The jurors were presented with two different stories. Henriquez’s attorney, Stephanie Soriano-Mills, said her client and Katherine Gonzalves met for sex in the backseat of Henriquez’s rental car outside the Arlington home where she lives with her mother, but Gonzalves was angered by his refusal to have a committed relationship with her.
Gozalves’ attorney said she refused Henriquez’s request for sex and he subsequently assaulted her, stole her cellphone when she tried to record him, then drove her to Boston where she escaped from his car.
Henriquez was charged with striking Gonzalves in the face, holding her down, choking her, taking her cellphone and removing its SIM card — three counts of assault and battery, one of witness intimidation and one of larceny.
The jury of four white women and two white men found him not guilty of three of the five charges, convicting him of two counts of assault for holding Gonzalves down and choking her.
Gozalves and Henriquez had been dating on and off for several months before the incident took place.
Soriano-Mills said she was stunned by the jury’s verdict and the judge’s decision to give Henriquez jail time for assault charges that usually result in a suspended sentence, especially given that her client had no prior convictions or arrests.
Soriano-Mills said the prosecution’s case was weak, noting the Gonzalves was the sole witness and gave differing accounts of what happened.
“This woman had seven different accounts of what happened,” she said. “The first officer who saw her when she got out of the car that night saw no bruises or marks on her body.”
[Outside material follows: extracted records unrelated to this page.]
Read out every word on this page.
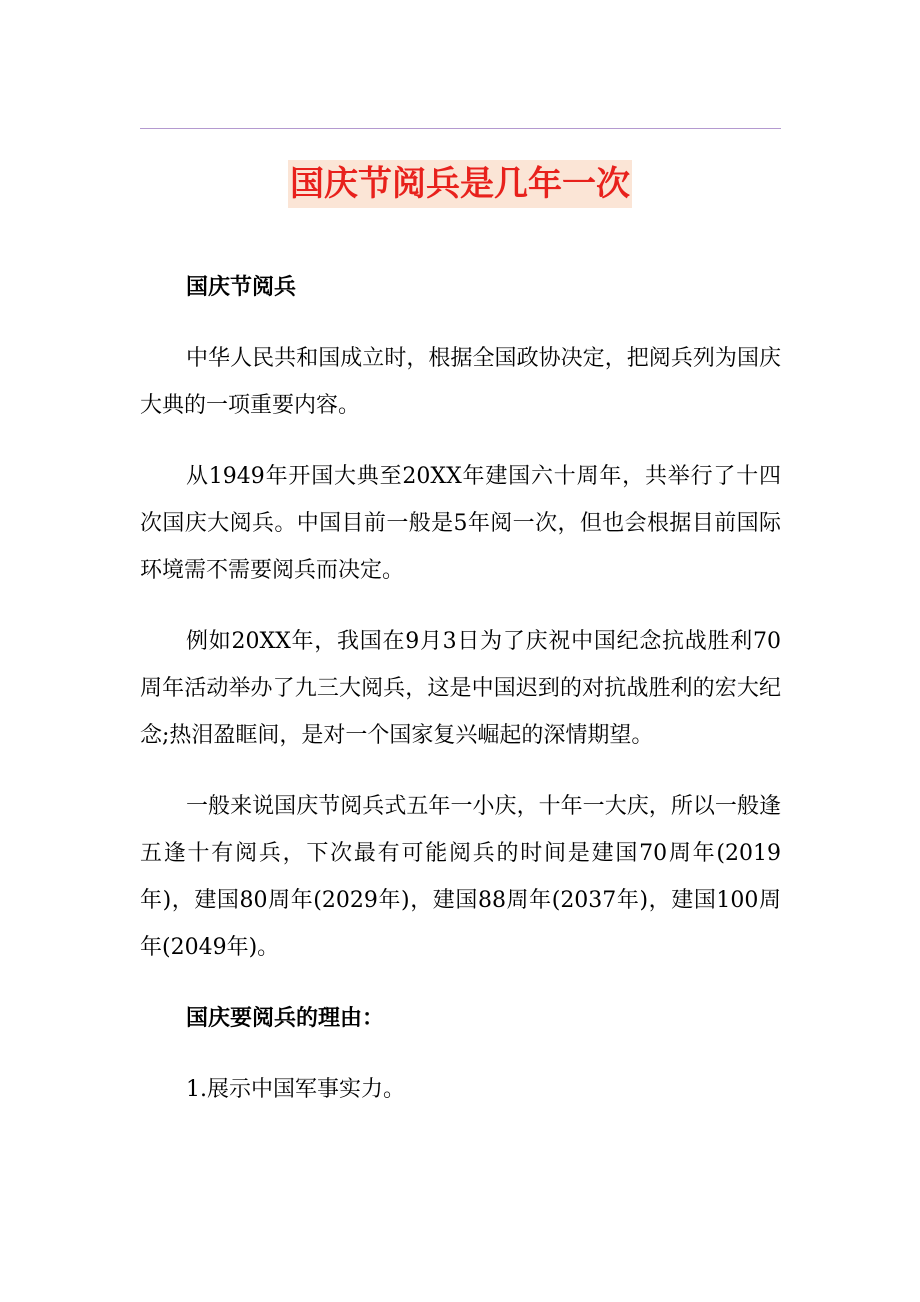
国庆节阅兵是几年一次

国庆节阅兵

中华人民共和国成立时，根据全国政协决定，把阅兵列为国庆大典的一项重要内容。

从1949年开国大典至20XX年建国六十周年，共举行了十四次国庆大阅兵。中国目前一般是5年阅一次，但也会根据目前国际环境需不需要阅兵而决定。

例如20XX年，我国在9月3日为了庆祝中国纪念抗战胜利70周年活动举办了九三大阅兵，这是中国迟到的对抗战胜利的宏大纪念;热泪盈眶间，是对一个国家复兴崛起的深情期望。

一般来说国庆节阅兵式五年一小庆，十年一大庆，所以一般逢五逢十有阅兵，下次最有可能阅兵的时间是建国70周年(2019年)，建国80周年(2029年)，建国88周年(2037年)，建国100周年(2049年)。

国庆要阅兵的理由：

1.展示中国军事实力。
Soriano-Mills said that Henriquez will likely appeal his sentence, but will likely serve out much of his sentence behind bars before his appeal is heard.
Special election
Both Gov. Deval Patrick and House Speaker Robert DeLeo have called on Henriquez to step down from his seat.
The 5th Suffolk District seat Henriquez has represented for two terms has had a turbulent history since Nelson Merced became the first person of color to hold the seat in 1989. He was bumped from the seat in 1992, when Althea Garrison challenged his signatures, noting that he had not written the word Democrat at the top of one sheet.
Merced’s name was taken off the ballot and Garrison held the seat for one term, before she was unseated by Charlotte Golar Richie in 1994.
When Richie resigned in 1999 to head the city’s Department of Neighborhood Development, Marie St. Fleur won a hotly contested special election for the seat, holding it until 2010, when she left to head the city’s office of Intergovernmental Relations.
Henriquez won the resulting special election, and still holds the seat as of the Banner’s press deadline.